Take One

Volume 2000, Number 1

Edition: 6/19/2000

Glasser's Laws 2000

by SCRVPLVS, revised 6/19/2000

  conventional wisdom Glasser's Law
The Law of Motivation I behave (act, think, feel, function bodily) as I do in response to what happens to me. Situations and other people are in control of me. I cannot help being depressed about this.

Example: my job is depressing me and giving me an ulcer.

I behave as I do by choice. Situations and other people provide information I use to make choices. I decide what to think and do, and can thereby even change what I feel and how my body functions.

Example: I will stop depressing and ulcerating by choosing to change jobs.

The Law of Communication I can make other people do what I want them to do even if they do not want to do it. It is my right, even my moral obligation, to criticize, ridicule, threaten, or punish those who don't do what I tell them to do or to reward them if it will get them to do what I want.

Example: if you do not have sex with me I will get drunk.

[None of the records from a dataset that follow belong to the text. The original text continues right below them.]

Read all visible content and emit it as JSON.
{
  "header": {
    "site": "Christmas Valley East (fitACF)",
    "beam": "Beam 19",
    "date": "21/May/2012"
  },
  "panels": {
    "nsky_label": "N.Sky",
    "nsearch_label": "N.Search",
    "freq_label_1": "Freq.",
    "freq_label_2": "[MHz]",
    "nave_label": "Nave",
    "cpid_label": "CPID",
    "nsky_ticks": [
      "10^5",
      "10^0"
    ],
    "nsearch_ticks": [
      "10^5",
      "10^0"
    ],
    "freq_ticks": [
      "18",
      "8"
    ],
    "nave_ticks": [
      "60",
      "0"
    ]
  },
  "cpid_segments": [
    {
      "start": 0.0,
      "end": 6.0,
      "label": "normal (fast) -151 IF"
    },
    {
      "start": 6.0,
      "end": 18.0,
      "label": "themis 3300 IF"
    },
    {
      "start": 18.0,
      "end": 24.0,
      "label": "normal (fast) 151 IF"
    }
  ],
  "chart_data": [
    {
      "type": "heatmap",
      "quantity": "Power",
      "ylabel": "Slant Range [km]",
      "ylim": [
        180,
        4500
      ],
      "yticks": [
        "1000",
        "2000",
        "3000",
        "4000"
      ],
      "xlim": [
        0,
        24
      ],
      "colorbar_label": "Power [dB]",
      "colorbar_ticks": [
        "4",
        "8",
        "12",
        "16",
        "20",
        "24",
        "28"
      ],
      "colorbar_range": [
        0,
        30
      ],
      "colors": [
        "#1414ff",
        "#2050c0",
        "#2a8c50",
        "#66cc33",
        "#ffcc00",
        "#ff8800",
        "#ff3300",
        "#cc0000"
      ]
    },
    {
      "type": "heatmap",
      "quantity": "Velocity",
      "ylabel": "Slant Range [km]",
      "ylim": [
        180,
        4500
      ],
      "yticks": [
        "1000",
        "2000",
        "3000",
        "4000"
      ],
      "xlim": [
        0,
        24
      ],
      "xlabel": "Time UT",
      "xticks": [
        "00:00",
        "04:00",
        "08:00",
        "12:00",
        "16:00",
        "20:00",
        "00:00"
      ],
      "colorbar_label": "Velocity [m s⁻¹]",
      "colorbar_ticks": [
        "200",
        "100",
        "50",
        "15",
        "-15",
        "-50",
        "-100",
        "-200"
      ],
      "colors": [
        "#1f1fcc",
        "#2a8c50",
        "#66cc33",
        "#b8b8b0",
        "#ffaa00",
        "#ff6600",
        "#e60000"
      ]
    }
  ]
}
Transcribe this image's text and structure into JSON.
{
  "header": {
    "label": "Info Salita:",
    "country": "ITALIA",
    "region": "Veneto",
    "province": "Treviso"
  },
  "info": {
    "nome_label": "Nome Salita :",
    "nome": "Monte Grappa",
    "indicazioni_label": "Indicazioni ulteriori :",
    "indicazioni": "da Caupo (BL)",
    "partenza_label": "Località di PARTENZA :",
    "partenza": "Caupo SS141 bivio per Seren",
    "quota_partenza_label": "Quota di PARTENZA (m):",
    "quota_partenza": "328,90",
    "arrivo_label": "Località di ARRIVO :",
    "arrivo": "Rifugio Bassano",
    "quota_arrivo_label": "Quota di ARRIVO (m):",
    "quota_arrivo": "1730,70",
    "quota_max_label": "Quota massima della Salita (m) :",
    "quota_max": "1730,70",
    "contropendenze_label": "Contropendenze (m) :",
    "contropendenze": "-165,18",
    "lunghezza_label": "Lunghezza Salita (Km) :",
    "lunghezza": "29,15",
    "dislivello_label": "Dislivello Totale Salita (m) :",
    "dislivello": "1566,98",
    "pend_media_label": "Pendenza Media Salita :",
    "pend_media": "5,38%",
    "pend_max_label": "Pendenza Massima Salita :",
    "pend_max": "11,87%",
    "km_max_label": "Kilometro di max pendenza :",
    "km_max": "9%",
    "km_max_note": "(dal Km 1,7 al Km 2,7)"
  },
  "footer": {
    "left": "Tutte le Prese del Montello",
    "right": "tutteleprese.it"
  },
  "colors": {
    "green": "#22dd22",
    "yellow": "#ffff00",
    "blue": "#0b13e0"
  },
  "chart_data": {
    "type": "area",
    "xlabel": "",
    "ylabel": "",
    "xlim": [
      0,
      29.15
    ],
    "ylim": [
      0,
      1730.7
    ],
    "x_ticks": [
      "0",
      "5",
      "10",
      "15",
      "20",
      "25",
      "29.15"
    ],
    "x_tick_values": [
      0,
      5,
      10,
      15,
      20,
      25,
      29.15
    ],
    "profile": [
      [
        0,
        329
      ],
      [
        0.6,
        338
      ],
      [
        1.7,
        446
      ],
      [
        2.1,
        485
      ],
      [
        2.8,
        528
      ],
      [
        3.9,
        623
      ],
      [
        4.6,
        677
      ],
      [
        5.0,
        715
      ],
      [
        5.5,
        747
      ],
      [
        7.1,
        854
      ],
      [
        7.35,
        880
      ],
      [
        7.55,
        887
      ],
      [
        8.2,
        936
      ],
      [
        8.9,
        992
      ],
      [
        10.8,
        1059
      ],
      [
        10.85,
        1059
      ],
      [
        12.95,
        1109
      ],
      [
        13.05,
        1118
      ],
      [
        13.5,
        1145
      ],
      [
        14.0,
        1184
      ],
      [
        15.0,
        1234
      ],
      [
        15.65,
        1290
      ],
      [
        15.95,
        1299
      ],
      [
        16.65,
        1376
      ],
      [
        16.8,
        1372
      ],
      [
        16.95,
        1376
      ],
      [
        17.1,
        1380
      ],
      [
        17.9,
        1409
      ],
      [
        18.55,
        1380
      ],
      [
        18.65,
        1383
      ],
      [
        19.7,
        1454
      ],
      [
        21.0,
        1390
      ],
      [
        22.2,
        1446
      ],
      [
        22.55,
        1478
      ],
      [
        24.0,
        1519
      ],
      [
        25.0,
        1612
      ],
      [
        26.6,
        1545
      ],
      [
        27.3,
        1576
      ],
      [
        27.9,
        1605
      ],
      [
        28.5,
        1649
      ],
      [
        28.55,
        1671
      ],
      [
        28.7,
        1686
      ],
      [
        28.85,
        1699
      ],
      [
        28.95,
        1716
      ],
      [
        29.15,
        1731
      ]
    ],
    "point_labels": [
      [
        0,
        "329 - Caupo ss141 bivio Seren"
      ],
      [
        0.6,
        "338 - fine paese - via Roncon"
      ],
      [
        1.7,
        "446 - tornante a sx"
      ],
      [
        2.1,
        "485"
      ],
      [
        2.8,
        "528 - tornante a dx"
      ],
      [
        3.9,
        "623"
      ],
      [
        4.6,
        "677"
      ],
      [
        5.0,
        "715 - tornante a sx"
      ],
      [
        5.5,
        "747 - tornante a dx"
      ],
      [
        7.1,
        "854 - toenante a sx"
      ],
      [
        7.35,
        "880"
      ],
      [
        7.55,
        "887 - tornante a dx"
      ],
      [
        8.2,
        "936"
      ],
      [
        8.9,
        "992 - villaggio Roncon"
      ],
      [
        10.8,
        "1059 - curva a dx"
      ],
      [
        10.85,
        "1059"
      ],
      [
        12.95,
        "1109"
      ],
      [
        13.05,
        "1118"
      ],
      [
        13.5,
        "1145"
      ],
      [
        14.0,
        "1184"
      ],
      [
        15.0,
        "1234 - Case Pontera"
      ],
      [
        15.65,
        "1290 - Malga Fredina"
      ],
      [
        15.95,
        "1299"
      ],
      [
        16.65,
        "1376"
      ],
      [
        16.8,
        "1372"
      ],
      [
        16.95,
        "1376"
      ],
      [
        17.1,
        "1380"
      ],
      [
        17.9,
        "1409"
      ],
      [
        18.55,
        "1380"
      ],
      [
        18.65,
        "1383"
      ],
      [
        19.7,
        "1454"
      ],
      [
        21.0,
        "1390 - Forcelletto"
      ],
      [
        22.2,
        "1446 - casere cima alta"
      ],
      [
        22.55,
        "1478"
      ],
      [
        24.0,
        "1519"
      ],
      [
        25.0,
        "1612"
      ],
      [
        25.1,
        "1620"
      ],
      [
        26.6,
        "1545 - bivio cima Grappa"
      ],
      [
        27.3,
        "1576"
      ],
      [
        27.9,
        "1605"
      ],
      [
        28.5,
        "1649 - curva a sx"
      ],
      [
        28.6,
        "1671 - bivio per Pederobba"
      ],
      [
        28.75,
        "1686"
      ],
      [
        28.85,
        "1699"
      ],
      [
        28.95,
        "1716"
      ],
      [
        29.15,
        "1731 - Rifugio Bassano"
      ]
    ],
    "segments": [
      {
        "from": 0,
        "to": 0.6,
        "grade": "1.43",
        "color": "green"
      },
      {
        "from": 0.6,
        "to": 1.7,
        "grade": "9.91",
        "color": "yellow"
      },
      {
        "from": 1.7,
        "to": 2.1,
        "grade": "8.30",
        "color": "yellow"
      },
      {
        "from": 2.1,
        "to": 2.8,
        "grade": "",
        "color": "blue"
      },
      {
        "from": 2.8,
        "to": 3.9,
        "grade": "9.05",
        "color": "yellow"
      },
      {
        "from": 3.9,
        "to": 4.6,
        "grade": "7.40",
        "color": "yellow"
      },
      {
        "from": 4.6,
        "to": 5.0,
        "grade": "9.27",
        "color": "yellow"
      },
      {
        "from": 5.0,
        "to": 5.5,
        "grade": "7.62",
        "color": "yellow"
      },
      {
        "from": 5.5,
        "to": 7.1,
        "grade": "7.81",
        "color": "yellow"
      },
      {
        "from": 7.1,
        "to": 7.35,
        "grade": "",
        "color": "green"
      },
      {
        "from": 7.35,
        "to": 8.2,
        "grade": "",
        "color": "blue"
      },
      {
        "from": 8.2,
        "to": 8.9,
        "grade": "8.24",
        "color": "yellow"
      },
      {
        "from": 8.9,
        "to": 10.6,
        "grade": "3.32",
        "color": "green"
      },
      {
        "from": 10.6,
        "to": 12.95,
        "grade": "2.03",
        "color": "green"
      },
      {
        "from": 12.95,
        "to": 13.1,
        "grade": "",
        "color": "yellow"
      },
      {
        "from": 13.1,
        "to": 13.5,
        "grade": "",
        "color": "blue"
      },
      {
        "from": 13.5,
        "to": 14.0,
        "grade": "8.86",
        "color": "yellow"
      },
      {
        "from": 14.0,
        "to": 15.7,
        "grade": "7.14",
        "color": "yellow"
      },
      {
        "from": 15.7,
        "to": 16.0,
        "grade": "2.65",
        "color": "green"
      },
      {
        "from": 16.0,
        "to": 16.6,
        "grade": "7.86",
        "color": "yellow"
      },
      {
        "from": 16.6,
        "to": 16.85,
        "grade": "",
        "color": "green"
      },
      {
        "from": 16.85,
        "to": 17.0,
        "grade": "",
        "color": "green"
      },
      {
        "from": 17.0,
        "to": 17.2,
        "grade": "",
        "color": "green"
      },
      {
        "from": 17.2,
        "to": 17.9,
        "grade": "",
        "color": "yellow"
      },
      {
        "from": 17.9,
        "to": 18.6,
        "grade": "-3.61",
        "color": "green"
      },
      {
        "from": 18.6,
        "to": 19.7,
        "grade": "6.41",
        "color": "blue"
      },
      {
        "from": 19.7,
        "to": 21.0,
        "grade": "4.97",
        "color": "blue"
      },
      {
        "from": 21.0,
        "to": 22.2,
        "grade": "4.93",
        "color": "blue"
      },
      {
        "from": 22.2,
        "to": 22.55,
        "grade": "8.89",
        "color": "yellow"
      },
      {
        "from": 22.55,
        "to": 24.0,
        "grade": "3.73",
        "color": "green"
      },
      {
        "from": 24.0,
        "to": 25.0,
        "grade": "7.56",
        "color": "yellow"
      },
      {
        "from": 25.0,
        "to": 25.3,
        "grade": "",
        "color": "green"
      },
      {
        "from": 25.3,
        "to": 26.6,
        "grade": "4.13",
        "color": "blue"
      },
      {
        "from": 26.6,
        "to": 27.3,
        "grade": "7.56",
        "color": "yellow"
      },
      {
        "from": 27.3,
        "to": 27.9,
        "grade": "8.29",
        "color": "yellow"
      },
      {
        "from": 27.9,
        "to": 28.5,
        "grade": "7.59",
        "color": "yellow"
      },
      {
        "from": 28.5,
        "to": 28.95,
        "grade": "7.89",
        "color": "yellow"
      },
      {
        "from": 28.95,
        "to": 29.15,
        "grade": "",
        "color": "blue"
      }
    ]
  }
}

The only person whose behavior I can control is me. Mmanipulating other people isolate me by driving them away. The relationship takes precedence over always being right. I can ask myself: if I say or do this right now, will it bring us closer together or will we end up further apart? I can bring others closer by sharing my reality with them.

Example: when you do not have sex with me I feel unattractive and sad.

The Law of Joy I should sacrifice for others what is important to me. Those who I love will love me and respect me for making this sacrifice for them.

Example: it is important to give up my friends and hobbies if they interfere with my responsibility as breadwinner.

I am driven by five genetic needs: survival, love and belonging, power, freedom, and fun. Only I can decide when they are satisfied. The most joy I ever experience is when I am able to satisfy them. My needs have to be satisfied, or I will resent myself and those around me.

Example: I will make some time for freedom and fun with my friends and hobbies.

The Law of Helping I am responsible for meeting the needs of my family and friends. If they are unhappy, I am to blame. When there is distance between us, it is because I have failed to meet their needs.

Example: my child acts out because I did not provide enough discipline.

I can help others, but I can never satisfy anyone else's needs. To get along better than I do now with another person, I can learn what is important in that person's reality and then try to support it.

Example: I will find out what my child's needs are and help satisfy them.

The Law of the Present My relationship problems arise from a painful past. Hence, to solve them, I must revisit and analyze the past in order to free myself from it. Only then can I feel and act differently now.

Example: My family disintegrated when I was 7. I need to recall and analyze those painful memories to save my own marriage.

All long-lasting psychological problems are relationship problems. The problem relationship is part of my present life. What happened in the past has a great deal to do with what I am today, but revisiting this painful past can contribute little or nothing to what I need to do now: improve an important, present relationship.

Example: I will make my marriage work by expressing my reality to her, meeting my needs, and helping my wife to meet her needs.

I have called these Glasser's Laws to honor Dr. William Glasser. They are extracted and adapted from his publications, especially Choice Theory: a new psychology of personal freedom (New York, NY: HarperCollins Publishers, 1998). I call them "Glasser's Laws 2000" because they reflect my current understanding, and I admit the likelihood that I will need to refine them as my understanding grows.

Once I believed right and wrong could be captured in a Book. I tried to think and do what the Book said was right. Then I believed right and wrong were determined by the amount of pleasure or pain resulting from a decision. I tried to think and do what seemed to make others happy. Now I believe right and wrong are another way of saying that my choices ennoble or diminish me. I try to think and do what will, by my own reckoning, transform me into a nobler person. And I believe that is the true message of the Book after all.